The people who post here often must be Saints to put up with posts like this one...haha.
I've all but given up on the idea of "being cured" and lately I have come to the realization that I don't want to be cured, because I don't want to be "one of them". I would love to be able to find someone like me one day, where it would just be the 2 of us, and the rest of the world could just go to hell
I would love to be able to find someone like me one day, where it would just be the 2 of us, and the rest of the world could just go to hell. Its a strange dream to have, but one that I am content with, because I just cant stand this world. Rather then continue to live in this isolation, I would like to rescue someone from theirs and be happy together without needing the worlds acceptance...
Yeah, same here. I feel I need to find some new friends that are more like me and can accept me for who I am. And the same goes for a girlfriend. But the biggest problem is, where do I find someone like me? Where do I find someone who actually likes me? Where and how? It's not easy at all.
I have tried to be optimistic these days, but when you see that the world is actually "mean", it's so difficult to keep coping. Sometimes I am even afraid that it's not me who is too pessimistic... it's the others who are too optimistic. What if I am actually right and the optimists are wrong? That's something that scares me.

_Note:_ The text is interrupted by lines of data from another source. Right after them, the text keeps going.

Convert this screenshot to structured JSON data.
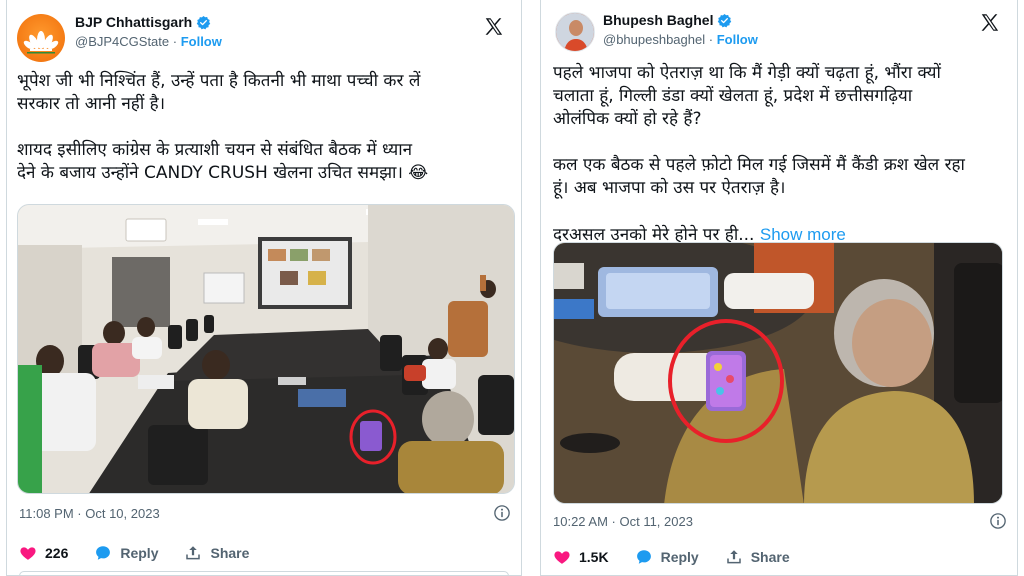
{
  "left_tweet": {
    "display_name": "BJP Chhattisgarh",
    "handle": "@BJP4CGState",
    "follow_label": "Follow",
    "text": "भूपेश जी भी निश्चिंत हैं, उन्हें पता है कितनी भी माथा पच्ची कर लें\nसरकार तो आनी नहीं है।\n\nशायद इसीलिए कांग्रेस के प्रत्याशी चयन से संबंधित बैठक में ध्यान\nदेने के बजाय उन्होंने CANDY CRUSH खेलना उचित समझा। 😂",
    "timestamp": "11:08 PM · Oct 10, 2023",
    "likes": "226",
    "reply_label": "Reply",
    "share_label": "Share"
  },
  "right_tweet": {
    "display_name": "Bhupesh Baghel",
    "handle": "@bhupeshbaghel",
    "follow_label": "Follow",
    "text": "पहले भाजपा को ऐतराज़ था कि मैं गेड़ी क्यों चढ़ता हूं, भौंरा क्यों\nचलाता हूं, गिल्ली डंडा क्यों खेलता हूं, प्रदेश में छत्तीसगढ़िया\nओलंपिक क्यों हो रहे हैं?\n\nकल एक बैठक से पहले फ़ोटो मिल गई जिसमें मैं कैंडी क्रश खेल रहा\nहूं। अब भाजपा को उस पर ऐतराज़ है।\n\nदरअसल उनको मेरे होने पर ही...",
    "show_more_label": "Show more",
    "timestamp": "10:22 AM · Oct 11, 2023",
    "likes": "1.5K",
    "reply_label": "Reply",
    "share_label": "Share"
  },
  "icons": {
    "verified": "verified-badge-icon",
    "x_logo": "x-logo-icon",
    "info": "info-icon",
    "like": "heart-icon",
    "reply": "reply-bubble-icon",
    "share": "share-upload-icon"
  },
  "colors": {
    "like_red": "#f91880",
    "reply_blue": "#1d9bf0",
    "follow_blue": "#1d9bf0",
    "verified_blue": "#1d9bf0",
    "highlight_circle": "#e8202a"
  }
}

Why are we pessimistic? Because we have learned to do so. But was that really a wrong lesson? Or were we taught the truth? I was bullied too when I was in school. Well, what I learned from that is that weak people are always taken advantage of, and almost always the nice people around just pretend not to see and they don't help, because it's easier to act that way. That was the lesson my brain learned, and that makes me be pessimistic I guess. But is it wrong? Is it a negative false thought that CBT would try to correct? I am afraid it's not a negative thought, and that it's actually how things work in reality. And it's so sad.
I've all but given up on the idea of "being cured" and lately I have come to the realization that I don't want to be cured, because I don't want to be "one of them". I would love to be able to find someone like me one day, where it would just be the 2 of us, and the rest of the world could just go to hell. Its a strange dream to have, but one that I am content with, because I just cant stand this world. Rather then continue to live in this isolation, I would like to rescue someone from theirs and be happy together without needing the worlds acceptance...
Well anyway, that about sums it up. There is a lot more to my issues, but I will leave it at that for now. The people who post here often must be Saints to put up with posts like this one...haha.
Honestly, I think school shootings are a good thing. I saw that documentary on Columbine, it was kinda entertaining. They shot the assholes, spared the good people. It both could send a message to bullies in the future, so they may not do it. Also, it'll bring more attention to the bullying issue. People kill themselves over it, they kill others over it. So hopefully, one day, it'll get so bad where SOMEBODY DOES SOMETHING ABOUT IT. I was almost happy when a while back I kept hearing about this like, almost every week. I remember on CNN they said they had like 1 school shooting for every week in that month. So maybe, one day, it can stop. Far from it though.
Yea, I know how bullying is, I've spent about 4 years in the house, only leaveing for counseling, mostly because of that, and I'm only 18. I even dropped out before the legal age to drop out in the USA.
Honestly, I think school shootings are a good thing. I saw that documentary on Columbine, it was kinda entertaining. They shot the assholes, spared the good people. It both could send a message to bullies in the future, so they may not do it. Also, it'll bring more attention to the bullying issue. People kill themselves over it, they kill others over it. So hopefully, one day, it'll get so bad where SOMEBODY DOES SOMETHING ABOUT IT. I was almost happy when a while back I kept hearing about this like, almost every week. I remember on CNN they said they had like 1 school shooting for every week in that month. So maybe, one day, it can stop. Far from it though.
Also, it's rather annoying how them bullies will most likely end up to be successful.
Bad person = successful life
It gives people confidence, then they get farther in life, while SUCKING the confidence from other people. It's really horrible. I'm really hoping this damn world ends at some time. I don't see a reason for humanity to exist. We just kill animals, planets, and even ourselves, just no logic behind it.
I spent all of 9th & 10th grade, fantasizing about killing about 12-15 kids (and the 3 that jumped me were on that list). They were the most heartless people I had ever known, and I wanted to kill them so bad, but I never did and I am glad I didn't. I would be drowning in regret if I had.